Saturday, August 1, 2009

The purpose of literary criticism

I regularly read the Chronicle Review, but I must admit it is pretty much the only contact I have with the world I got my Masters degree in (Germanic languages and literature, with a bachelors in English). I felt even back then that quite a bit of what I was learning was fairly pointless.

Now, the Chronicle has published an article saying basically that literary criticism has added little to our understanding of literature over the past few decades although we have published increasing volumes. In particular, it seems that we now publish more literary criticism than we care to read:
In 2002 the Modern Language Association issued a report on scholarly publishing that cited editors estimating purchases of as low as 200 to 300 units.
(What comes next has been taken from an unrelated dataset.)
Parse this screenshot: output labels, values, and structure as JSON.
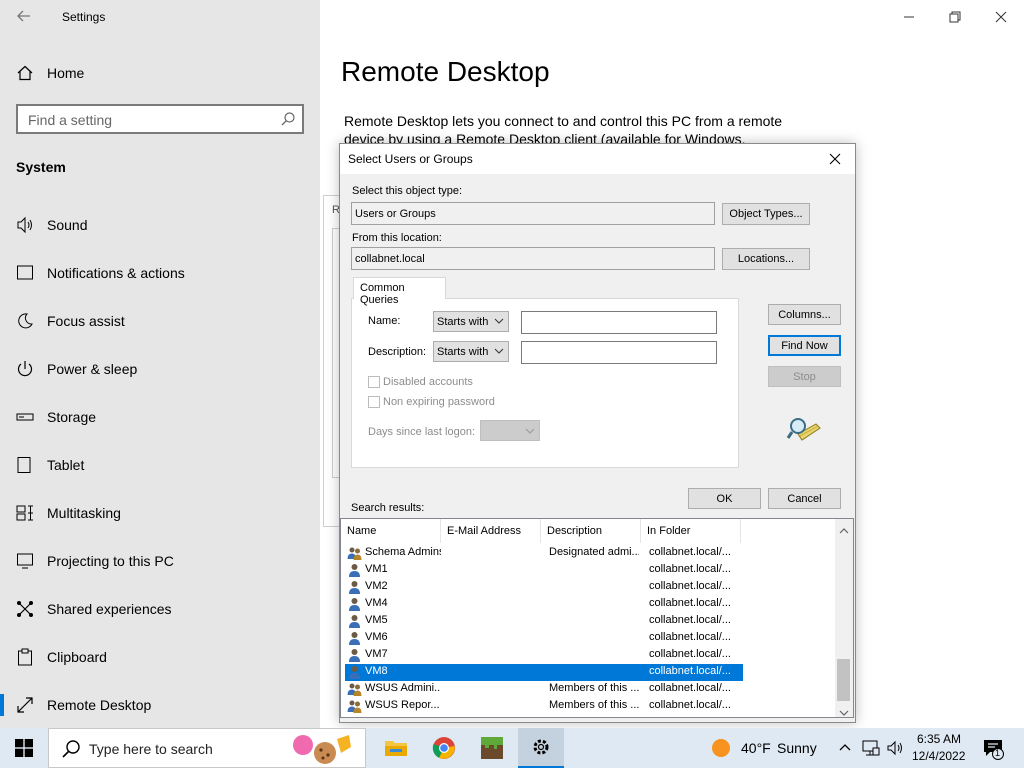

Remember, too, that standing library orders account for around 250 copies. (That's my guess—also, a few librarians have told me that the odds that such books will never be checked out are pretty good.)
I'm not surprised, but the author goes a bit further when he says: "Better to admit that books by M.H. Abrams, Hartman, and a few others covered Wordsworth's poems for most practical purposes several decades ago." Anyone who is familiar with John Berger's revision of the distinction between "naked" and "nude" in art, which a certain Mr. Clark had overlooked ("Civilisation" is fantastic, though), is a case in point: there is always something to add or revise.

We need literary criticism and professors of literature and languages, even dead ones. We need to have a cultural understanding of each other, and we need people who understand nearly forgotten cultures to keep our knowledge alive. Obviously, they will often disagree with each other about whether our understanding is correct, so we should have that kind of literary criticism.

I remember in my last semester in graduate school (here in Freiburg) a professor who was also in his last semester. This gray-haired man was an expert in medieval literature, and he told his seven listeners in his final class that "it really pays to learn the original old Norse." The man was a legend in his field, but his field was increasingly marginalized in this age of IT, marketing, and MBA degrees. He remained cheerful, however, and probably was amused at the irony of what he had said to such a small audience.

Here's hoping that the University of Freiburg still has at least one professor who is fluent in old Norse. If not, we run the risk of ending up like the Mayans. When tourists visit that part of what is now Mexico, they often ask, "What happened to the Mayans?" Of course, the Mayans are the ones living there today, but they have long forgotten their own ancient written language.